题目:
"Fat and docile, big and dumb, they look so stupid, they aren't much
fun..."
- Cows with Guns by Dana Lyons
The cows want to prove to the public that they are both smart and fun. In order to do this, Bessie has organized an exhibition that will be put on by the cows. She has given each of the N (1 <= N <= 100) cows a thorough interview and determined two values for each cow: the smartness Si (-1000 <= Si <= 1000) of the cow and the funness Fi (-1000 <= Fi <= 1000) of the cow.

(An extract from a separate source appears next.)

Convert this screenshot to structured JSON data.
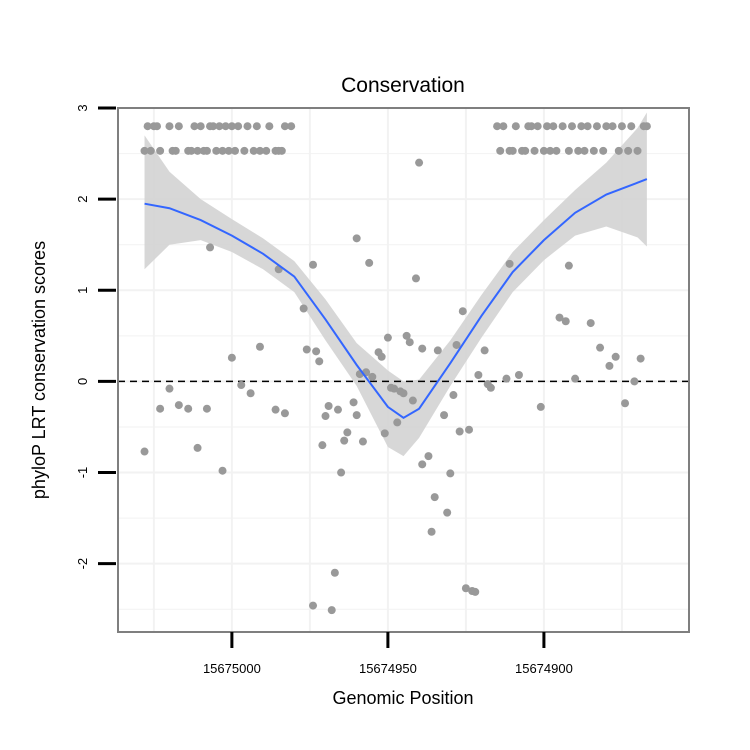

Bessie must choose which cows she wants to bring to her exhibition. She believes that the total smartness TS of the group is the sum of the Si's and, likewise, the total funness TF of the group is the sum of the Fi's. Bessie wants to maximize the sum of TS and TF, but she also wants both of these values to be non-negative (since she must also show that the cows are well-rounded; a negative TS or TF would ruin this). Help Bessie maximize the sum of TS and TF without letting either of these values become negative.
Input
* Line 1: A single integer N, the number of cows
* Lines 2..N+1: Two space-separated integers Si and Fi, respectively the smartness and funness for each cow.
Output
* Line 1: One integer: the optimal sum of TS and TF such that both TS and TF are non-negative. If no subset of the cows has non-negative TS and non- negative TF, print 0.
Sample Input
5 -5 7 8 -6 6 -3 2 1 -8 -5
Sample Output
8
Hint
OUTPUT DETAILS:
Bessie chooses cows 1, 3, and 4, giving values of TS = -5+6+2 = 3 and TF
= 7-3+1 = 5, so 3+5 = 8. Note that adding cow 2 would improve the value
of TS+TF to 10, but the new value of TF would be negative, so it is not
allowed.
解题思路:
一群牛分别拥有智慧值,和幽默值,问咱们这些给定的牛中,智商值和幽默值的和最大,看到这道题,瞬间惊呆了,这是什么玩意,求二者的最大和,并且要求不能小于0,后来参考题解发现,以智慧值做为dp[]数组的下标,然后里边存放幽默值,dp[i]表示的是,当智慧值为i的时候,幽默值能达到最大值,就酱。当你以为这样就欧克的时候,你会发现,智商值,幽默值居然有负的,什么鬼,负的,脑洞太大了,这个时候简单的利用dp数组就没办法实现了,因为下标是不能为负的,所以,可以坐标转移一下,已知每头牛的智商值上限为1000,最多有100头牛,所以可以将坐标原点转移到100000处,将负的坐标转移到正的地方处理,然后,很注意的一点就是,当智商值为正的时候,是正常的01背包,没什么可说的, 但是当智商值为负的时候,你会发现,你如果还是按照正常的01模板去求解的话,是错误的,因为正常的01背包的实现是根据上一状态为基础实现的,由上一状态推出当前状态的最优解,当为正的时候,dp[j]取决于dp[j-s[i]]比它的值小的dp值,智商值为负的话,就颠倒过来了,应该由当前区间内比它大的值推出。之后就没坑点啥的了。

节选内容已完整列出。